新常用漢字:俺ではなく箸が問題2008-07-16

2008/07/16 當山日出夫

小熊さん、コメントありがとうございます。実際の生活で、「俺」を手書きで書く必要性というのは、どんな場面だろう……とは、思ってしまいます。まさか、ラブレターということはないでしょうが。

しかし、問題は、「俺」が入ったことではなく、「箸」が生き残ったこと。この字については、5月の日本語学会のシンポジウムで、安岡さんが、事例に出した字。

これを、実装フォントのレベルで解決するなら、さほど、問題は、おこらない。しかし、文字の規格に影響するとなると(JIS規格票の改訂)、世界の中での日本語の漢字を、どうかんがえているんだろう、委員会の人たちは、と思ってしまう。

シンポジウムの会場、いや、壇上にいたはずなのですが、何を聞いて理解したのか。

ともあれ、今週末、7月19日(土)、花園大学にて、1時30より、

ワークショップ:「文字-(新)常用漢字を問う-」

http://kura.hanazono.ac.jp/kanji/20080719.html

を、開催。すでに、安岡さんからは、きわめて大部な発表資料を送信してもらってある。(7メガもあるPDF)。この資料をもらいに来るだけでも、このワークショップの価値がある。タダです。(いや、他のみなさんの発表にも期待しています。)

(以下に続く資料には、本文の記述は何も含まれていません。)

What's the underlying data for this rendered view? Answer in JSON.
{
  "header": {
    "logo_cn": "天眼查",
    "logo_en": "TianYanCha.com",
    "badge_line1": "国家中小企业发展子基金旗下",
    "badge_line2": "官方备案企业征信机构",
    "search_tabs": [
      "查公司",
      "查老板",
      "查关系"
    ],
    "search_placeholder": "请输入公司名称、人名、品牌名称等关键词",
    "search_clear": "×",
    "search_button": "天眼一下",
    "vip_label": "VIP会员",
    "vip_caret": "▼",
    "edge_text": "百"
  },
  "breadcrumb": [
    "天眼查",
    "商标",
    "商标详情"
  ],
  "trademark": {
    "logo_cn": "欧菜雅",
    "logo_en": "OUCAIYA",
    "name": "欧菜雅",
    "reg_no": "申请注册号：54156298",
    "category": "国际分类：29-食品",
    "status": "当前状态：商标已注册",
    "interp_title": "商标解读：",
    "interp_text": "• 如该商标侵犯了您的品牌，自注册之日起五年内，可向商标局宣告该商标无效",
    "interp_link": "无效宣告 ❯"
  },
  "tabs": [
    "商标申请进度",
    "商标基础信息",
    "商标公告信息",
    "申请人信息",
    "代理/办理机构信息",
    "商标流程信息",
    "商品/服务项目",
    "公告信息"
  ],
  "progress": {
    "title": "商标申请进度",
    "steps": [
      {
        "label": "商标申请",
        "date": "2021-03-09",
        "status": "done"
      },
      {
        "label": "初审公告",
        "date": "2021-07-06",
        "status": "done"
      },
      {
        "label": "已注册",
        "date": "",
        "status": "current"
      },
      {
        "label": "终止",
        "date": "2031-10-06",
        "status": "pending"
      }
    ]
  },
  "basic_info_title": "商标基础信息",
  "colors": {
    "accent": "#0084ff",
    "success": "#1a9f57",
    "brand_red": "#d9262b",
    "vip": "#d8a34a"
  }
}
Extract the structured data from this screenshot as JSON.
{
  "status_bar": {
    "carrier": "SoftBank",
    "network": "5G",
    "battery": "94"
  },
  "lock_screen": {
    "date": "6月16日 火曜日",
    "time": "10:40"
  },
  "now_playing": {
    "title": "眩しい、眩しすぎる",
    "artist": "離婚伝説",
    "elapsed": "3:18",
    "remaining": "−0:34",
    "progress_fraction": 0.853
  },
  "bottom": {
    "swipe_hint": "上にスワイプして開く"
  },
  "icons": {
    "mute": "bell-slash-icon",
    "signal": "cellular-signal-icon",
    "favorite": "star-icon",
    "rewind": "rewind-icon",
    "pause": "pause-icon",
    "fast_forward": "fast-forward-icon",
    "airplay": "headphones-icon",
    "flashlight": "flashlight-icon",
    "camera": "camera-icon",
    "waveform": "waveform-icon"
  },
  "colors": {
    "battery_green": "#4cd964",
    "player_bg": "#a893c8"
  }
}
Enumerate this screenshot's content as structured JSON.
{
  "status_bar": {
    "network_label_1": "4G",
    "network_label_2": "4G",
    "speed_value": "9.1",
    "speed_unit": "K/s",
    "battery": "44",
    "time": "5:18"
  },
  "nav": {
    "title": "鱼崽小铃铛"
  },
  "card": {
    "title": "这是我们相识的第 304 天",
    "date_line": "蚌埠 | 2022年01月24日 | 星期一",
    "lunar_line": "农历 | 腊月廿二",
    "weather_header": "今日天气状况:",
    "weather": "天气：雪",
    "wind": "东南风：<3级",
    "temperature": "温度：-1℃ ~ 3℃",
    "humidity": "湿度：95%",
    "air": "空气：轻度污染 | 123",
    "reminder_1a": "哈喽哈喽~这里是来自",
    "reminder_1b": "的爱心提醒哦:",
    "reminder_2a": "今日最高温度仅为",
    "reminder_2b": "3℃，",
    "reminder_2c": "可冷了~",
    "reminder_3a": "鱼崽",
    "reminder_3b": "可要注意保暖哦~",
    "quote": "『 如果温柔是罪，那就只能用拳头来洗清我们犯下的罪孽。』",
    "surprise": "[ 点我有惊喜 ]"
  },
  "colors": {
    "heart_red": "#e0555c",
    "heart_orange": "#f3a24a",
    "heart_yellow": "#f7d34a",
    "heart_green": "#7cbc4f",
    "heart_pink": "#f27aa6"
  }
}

それから、やはり興味深いのは、朝日新聞が、ネット版で、コード化して掲載したこと。5月の素案レベルのときは、画像データだった。字体はこれから決めるということで、強いて、画像にする必要性がないと判断したのだろう。

當山日出夫(とうやまひでお)

コメント

_ おがたかつひろ ― 2008-07-17 00時10分17秒

> しかし、問題は、「俺」が入ったことではなく、「箸」が生き残ったこと。

いや、まあ印刷標準字体の点付きの方の「箸」を追加すれば問題は(一応)ないのですし。

ぼくは追加される字体は印刷標準字体に則ったものになると思っています。じつのところ、それは選択の余地のないことです。新字体だとUCSに互換漢字で追加提案することになってしまいますから。Unicode正規化が実装されるに従い、これにより必ず置き換わってしまう互換漢字は、これからどんどん使えなくなります。

たとえUCSのことは前文で一言も触れていなくても、こういう状況で互換漢字になる字体を常用漢字表に追加する選択肢はないと言えます。あえてそれをやるというなら、それはそれで見物ですが、まあ、そこまで文化庁は無分別ではないと思います(笹原さんもいらっしゃいますし)。

この問題は、どの字が追加されるかと言うより、日本国政府が字体規範を規定するにあたり、自由意志ではなくUCSの都合により(全部でなく一部にせよ)決めざるを得ないということではないでしょうか。まさにグローバリズム、まさに情報化時代。面白いなあ。